Итак, муж тети Яси не разрешил тете Ясе тащить в эвакуацию бесполезный багаж. Столовое серебро с монограммами от варшавского мастера — «Только чтобы была спокойна!» — зарыл в чулане их довоенной полуподвальной квартиры с грядками маргариток в палисаднике под окнами, которые разводил сам. Лучше бы он зарыл в маргаритках, тогда однажды ночью можно было бы разрыть…
Там были новые жильцы. А тетя Яся, вернувшись из Ташкента, оказалась на другом конце города в комнате с видом на глухой забор, но зато с тайной зарытого клада в сердце. Кто-то, кому можно было бы довериться, должен был однажды, а лучше в праздник, спокойно войти в их довоенный подвал и вежливо, но непререкаемо заявить, что намерен немедленно разрыть пол в чулане с целью, которая нынешних хозяев не касается. Такого человека не было. За такого человека, пусть бы он только появился, следовало выдать замуж Нелю.
— Просыпайся, засоня, давай чай пить! — позвала Маруся, заметив, что Серафима не спит. — Просыпайся, скоро придут они! (То есть маляры.) Возьми письмо на столе, там для тебя опять есть твои глупости! (То есть письмо от Мурзиньки с дурацкими фамилиями.)
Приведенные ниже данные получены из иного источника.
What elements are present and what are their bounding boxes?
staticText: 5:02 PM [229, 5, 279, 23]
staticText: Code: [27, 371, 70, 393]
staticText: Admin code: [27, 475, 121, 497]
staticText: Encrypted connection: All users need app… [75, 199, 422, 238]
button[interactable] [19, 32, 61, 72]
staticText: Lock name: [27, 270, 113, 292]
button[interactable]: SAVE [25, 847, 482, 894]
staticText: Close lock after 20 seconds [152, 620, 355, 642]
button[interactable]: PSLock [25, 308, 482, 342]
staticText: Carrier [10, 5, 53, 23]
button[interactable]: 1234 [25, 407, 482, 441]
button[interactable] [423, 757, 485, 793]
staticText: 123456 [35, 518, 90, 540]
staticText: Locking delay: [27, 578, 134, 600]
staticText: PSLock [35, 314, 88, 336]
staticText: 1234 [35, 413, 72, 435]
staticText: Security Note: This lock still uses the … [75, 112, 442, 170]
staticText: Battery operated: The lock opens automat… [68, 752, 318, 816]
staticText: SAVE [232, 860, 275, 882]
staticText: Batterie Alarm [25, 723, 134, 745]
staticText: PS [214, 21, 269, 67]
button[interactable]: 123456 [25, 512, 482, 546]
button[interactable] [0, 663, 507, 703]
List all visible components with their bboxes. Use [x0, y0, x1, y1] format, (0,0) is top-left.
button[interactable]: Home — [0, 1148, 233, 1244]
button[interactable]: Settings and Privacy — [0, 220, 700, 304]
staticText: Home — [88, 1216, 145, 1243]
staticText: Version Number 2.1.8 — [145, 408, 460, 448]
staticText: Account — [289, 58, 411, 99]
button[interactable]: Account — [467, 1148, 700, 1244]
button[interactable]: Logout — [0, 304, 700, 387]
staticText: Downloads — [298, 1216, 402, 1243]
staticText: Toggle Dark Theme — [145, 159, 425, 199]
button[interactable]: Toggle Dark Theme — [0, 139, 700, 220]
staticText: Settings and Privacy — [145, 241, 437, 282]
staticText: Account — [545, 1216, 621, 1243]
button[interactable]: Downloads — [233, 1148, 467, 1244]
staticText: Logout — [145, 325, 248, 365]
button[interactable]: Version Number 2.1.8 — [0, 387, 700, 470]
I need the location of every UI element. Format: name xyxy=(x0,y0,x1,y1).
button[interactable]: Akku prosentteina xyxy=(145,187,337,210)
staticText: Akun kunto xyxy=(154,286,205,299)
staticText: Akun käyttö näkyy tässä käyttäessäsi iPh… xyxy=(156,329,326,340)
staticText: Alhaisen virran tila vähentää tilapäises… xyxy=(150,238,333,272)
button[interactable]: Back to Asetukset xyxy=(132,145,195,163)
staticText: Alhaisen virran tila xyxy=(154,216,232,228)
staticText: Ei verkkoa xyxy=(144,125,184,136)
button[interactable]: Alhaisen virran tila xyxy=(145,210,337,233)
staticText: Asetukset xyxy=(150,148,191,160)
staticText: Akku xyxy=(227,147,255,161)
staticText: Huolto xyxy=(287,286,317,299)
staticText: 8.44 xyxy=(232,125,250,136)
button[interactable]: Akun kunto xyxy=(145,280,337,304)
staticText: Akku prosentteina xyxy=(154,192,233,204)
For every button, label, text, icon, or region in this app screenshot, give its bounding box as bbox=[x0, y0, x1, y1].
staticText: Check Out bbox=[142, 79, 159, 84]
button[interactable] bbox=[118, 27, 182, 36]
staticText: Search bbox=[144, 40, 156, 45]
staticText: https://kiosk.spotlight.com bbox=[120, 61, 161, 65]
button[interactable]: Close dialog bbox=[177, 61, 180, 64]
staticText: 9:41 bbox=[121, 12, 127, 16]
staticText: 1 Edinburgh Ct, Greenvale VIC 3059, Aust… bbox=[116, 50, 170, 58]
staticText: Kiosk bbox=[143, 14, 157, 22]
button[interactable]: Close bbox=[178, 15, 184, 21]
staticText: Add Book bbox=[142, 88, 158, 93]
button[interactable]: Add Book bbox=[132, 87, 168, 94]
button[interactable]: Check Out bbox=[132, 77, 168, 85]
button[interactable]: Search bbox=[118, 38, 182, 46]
— А, здрасьте вам! — сказала тетя Яся, когда Серафима наконец открыла глаза. — Какие новости?
Серафима уселась по-турецки на диване — проснулась окончательно. Солнце уже повернуло на эту сторону улицы, большими квадратами расчертило предремонтный бедлам. Ободранные стены, звонко освещенные, пятнистые, в своей обнаженной непрезентабельности странно радовали, как вызов, как протест перед любым камуфляжем.
— Мама! — сказала Серафима. — Вас не учили в гимназии, как звали Вяземского, друга Пушкина? А?
— Князя Вяземского? — переспросила Маруся. — Не помню. Кажется, Петр Андреевич… Нет. Не уверена.
— Сойти с ума! — сказала Серафима.
— В чем дело? — спросила Маруся.
— Мне Пушкин приснился!
— У тебя в ванной с вечера что-то мокнет, стирать будет Пушкин? — ответила Маруся.
— И папа, — сказала Серафима. — Папа тоже приснился.
— Это он может — сниться!.. — отозвалась Маруся.
Команда сторожевого катера «Сарыч» потрудилась на этот раз неплохо. Фамилии были распределены по группам. Фамилии были пиратские: Пиастров, Чернофлагов, Петлянареев. Фамилии были ихтиологические: Акулькин, Тюлькин и Бычков-Камбалакчи. Фамилии были котельные: Варивода и Гонипарко — в общем, ощущался размах.
«Мне здесь хорошо, — писал Мурзинька. — Кормят хорошо, и спать хорошо тоже».
Это был юмор. Так он начинал все свои письма из детского дома — Марусе было не прокормить двоих детей в первые послевоенные годы.
Маруся и тетя Яся пили чай, устроившись вполне уютно среди ремонтного разгрома — крахмальная салфетка поверх газет, которыми был укрыт перед побелкой стол, фарфор и серебро, печенье и варенье. Тетя Яся задумчиво вертела в руке одну из последних двух ложечек с монограммами от варшавского гравера, она держала ее двумя пальцами за самую тонкую часть черенка, и монограмма поворачивалась то к ней, то к Марусе. Тетя Яся любовалась своей игрой, и Серафима с Марусей понимающе переглянулись — пришла пора к приходу тети Яси прятать и чайные ложки.